It took ten years and change, but national prices as measured by the S&P CoreLogic Case-Shiller National Index have finally surpassed the previous pre-crisis high set in July 2006.  The Home Price Index, which covers all nine U.S. census divisions, rose by 5.5 percent year-over-year in September, bringing it 0.1 percent above the earlier peak. The August 2015 to August 2016 gain had been 5.1 percent.  

The Case-Shiller number was on the low end of home price estimates for September.  Black Knight had put the annual increase at 5.4 percent while the National Association of Realtors reported a 5.6 percent change.  Both the CoreLogic HPI and that from the Federal Housing Finance Agency (FHFA) were significantly higher, at 6.3 and 6.1 percent respectively. Of the four, the FHFA index was the only one that didn't indicate an acceleration in annual increases from August to September.

Case-Shiller's 10-City Composite Index was up 4.3 percent from September 2015 to September 2016, compared to a 4.2 percent annual gain in August.  The 20-City Composite rose 5.1 percent, the same increase as a month earlier.

Seattle, Portland, and Denver were again the cities in the 20-City Composite with the highest rate of annual appreciation.  Seattle was up 11.0 percent, Portland 10.9 percent, and Denver 8.7 percent.  Twelve cities had larger annual price gains in September than they had in August.

On a monthly basis, the National Index was up 0.4 percent on a non-seasonally adjusted basis and 0.8 percent when adjusted. Both the 10- and the 20-City Composites were up 0.1 percent unadjusted.  After adjustment, the 10-City posted a 0.2 percent gain and the 20-City was up 0.4 percent.  Fifteen of the cities reported positive changes on a non-adjusted basis while prices rose in all 20 when adjusted.



"The new peak set by the S&P Case-Shiller CoreLogic National Index will be seen as marking a shift from the housing recovery to the hoped-for start of a new advance" says David M. Blitzer, Managing Director and Chairman of the Index Committee at S&P Dow Jones Indices. "While seven of the 20 cities previously reached new post-recession peaks, those that experienced the biggest booms -- Miami, Tampa, Phoenix and Las Vegas -- remain well below their all-time highs. Other housing indicators are also giving positive signals: sales of existing and new homes are rising and housing starts at an annual rate of 1.3 million units are at a post-recession peak.

"The table (below) summarizes how housing, incomes and the stock market have moved over the past few decades. From 1975 (the earliest date for the S&P Case-Shiller CoreLogic National Index) to this report, home prices rose at an annual rate of 4.9 percent before adjusting for inflation. The real or inflation adjusted pace was 1.1 percent per year. Real disposable personal income per capita - income after inflation and taxes on a per-person basis -- rose 1.9 percent, outpacing home prices over the entire period. The stock market, measured by the S&P 500 adjusted for inflation, did better at 4.4 percent per year. As seen in the table, the time frame makes a big difference. We are currently experiencing the best real estate returns since the bottom in July of 2012 when prices rose at a 5.9 percent real annual rate. Given history, this trend is unlikely to be sustained."



While the National Index has broken through to a new high, the two city composites are still lagging their own July 2006 peaks.  The 20-City remains off by 7.1 percent and the 10 City is down 9.1 percent. The 10-City has risen out of its March 2012 trough by 40.5 percent and the 20-City has regained 43.0 percent.  These recoveries have brought both indices back to winter 2007 levels.

The S&P CoreLogic Case-Shiller Home Price Indices are constructed to accurately track the price path of typical single-family home pairs for thousands of individual houses from the available universe of arms-length sales data.
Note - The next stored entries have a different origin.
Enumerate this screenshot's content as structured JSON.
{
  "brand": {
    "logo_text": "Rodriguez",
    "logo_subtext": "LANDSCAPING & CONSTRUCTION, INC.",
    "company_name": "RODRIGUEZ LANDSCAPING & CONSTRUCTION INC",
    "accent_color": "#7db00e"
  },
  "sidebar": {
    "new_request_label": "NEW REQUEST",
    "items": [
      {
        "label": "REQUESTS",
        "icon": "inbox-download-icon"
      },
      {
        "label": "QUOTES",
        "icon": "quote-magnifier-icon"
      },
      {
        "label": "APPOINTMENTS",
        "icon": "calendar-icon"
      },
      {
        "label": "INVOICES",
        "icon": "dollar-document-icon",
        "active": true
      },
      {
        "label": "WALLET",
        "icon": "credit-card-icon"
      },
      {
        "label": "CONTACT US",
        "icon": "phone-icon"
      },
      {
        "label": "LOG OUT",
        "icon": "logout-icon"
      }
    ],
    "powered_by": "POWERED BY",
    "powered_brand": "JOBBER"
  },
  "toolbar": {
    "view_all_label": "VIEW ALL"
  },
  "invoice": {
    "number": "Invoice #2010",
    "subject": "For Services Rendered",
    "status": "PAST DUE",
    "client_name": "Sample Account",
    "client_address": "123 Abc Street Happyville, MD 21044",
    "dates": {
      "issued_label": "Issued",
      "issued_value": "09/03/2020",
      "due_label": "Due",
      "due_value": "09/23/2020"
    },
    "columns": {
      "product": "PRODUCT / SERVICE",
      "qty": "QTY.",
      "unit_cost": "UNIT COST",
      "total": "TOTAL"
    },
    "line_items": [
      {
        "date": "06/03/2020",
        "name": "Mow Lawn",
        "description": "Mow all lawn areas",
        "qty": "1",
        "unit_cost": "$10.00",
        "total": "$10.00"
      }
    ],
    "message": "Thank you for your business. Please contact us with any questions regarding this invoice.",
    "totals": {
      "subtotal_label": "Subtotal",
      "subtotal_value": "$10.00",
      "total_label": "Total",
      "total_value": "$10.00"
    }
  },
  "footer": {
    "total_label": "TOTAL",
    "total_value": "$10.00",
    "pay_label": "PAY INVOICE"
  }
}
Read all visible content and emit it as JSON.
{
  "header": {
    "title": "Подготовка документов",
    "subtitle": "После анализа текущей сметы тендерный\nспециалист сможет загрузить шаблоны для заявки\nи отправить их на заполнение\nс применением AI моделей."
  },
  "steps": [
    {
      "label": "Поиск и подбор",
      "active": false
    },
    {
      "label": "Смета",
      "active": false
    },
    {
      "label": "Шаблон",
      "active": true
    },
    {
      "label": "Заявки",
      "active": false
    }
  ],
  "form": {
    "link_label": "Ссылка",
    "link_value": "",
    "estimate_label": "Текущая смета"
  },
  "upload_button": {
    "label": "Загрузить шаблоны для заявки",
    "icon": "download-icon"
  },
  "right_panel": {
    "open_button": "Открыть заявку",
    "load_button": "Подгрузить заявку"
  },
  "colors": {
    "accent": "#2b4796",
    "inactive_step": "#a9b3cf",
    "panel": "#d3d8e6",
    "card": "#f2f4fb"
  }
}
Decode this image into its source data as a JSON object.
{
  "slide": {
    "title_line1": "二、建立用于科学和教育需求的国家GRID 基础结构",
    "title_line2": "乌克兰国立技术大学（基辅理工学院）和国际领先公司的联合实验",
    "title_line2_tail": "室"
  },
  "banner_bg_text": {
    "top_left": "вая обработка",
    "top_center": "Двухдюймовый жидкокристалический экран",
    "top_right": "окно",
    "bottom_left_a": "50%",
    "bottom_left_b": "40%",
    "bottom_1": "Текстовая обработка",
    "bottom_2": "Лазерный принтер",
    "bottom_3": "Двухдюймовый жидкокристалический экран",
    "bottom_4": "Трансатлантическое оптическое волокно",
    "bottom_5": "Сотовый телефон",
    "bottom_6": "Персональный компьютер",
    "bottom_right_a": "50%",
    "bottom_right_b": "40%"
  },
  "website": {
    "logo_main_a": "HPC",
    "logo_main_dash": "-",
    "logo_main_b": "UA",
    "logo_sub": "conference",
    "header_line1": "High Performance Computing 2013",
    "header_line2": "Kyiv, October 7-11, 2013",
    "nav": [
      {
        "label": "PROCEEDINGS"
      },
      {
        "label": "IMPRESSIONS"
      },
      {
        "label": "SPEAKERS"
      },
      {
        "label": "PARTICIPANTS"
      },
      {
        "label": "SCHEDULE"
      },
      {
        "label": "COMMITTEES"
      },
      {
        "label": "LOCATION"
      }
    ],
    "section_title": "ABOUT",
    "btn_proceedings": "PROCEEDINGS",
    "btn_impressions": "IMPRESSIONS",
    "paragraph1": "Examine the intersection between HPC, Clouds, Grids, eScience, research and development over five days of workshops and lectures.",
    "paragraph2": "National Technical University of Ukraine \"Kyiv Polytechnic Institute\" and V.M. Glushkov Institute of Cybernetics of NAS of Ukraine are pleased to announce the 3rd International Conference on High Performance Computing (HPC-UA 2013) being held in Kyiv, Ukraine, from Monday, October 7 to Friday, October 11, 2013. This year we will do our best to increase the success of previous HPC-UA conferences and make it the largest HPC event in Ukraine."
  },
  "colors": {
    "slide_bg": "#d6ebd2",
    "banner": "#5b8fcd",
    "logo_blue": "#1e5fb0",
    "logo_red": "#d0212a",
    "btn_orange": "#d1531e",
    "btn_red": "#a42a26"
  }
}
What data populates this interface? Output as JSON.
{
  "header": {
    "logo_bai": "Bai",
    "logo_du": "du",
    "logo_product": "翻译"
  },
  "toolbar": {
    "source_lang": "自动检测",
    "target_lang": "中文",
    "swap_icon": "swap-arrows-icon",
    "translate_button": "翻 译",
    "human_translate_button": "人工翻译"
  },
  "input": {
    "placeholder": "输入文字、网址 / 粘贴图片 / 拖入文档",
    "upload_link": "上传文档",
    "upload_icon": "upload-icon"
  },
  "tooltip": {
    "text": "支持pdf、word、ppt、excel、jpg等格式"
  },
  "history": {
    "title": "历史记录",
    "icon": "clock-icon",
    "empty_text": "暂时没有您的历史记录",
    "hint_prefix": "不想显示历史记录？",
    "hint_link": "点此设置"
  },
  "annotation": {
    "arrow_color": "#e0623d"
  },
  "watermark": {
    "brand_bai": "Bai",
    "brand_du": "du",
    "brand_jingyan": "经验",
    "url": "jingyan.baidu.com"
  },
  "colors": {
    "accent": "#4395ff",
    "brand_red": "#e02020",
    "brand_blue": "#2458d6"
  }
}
The National U.S. Home Price Index tracks the value of single-family housing within the United States. The indices have a base value of 100 in January 2000; thus, for example, a current index value of 150 translates to a 50 percent appreciation rate since January 2000 for a typical home located within the subject market. 

The National Index in September was at 184.0 and the 10- and 20-City Composites had readings of 205.77 and 191.78 respectively.  Los Angeles has the highest index reading at 252.65 and Detroit the lowest at 109.54.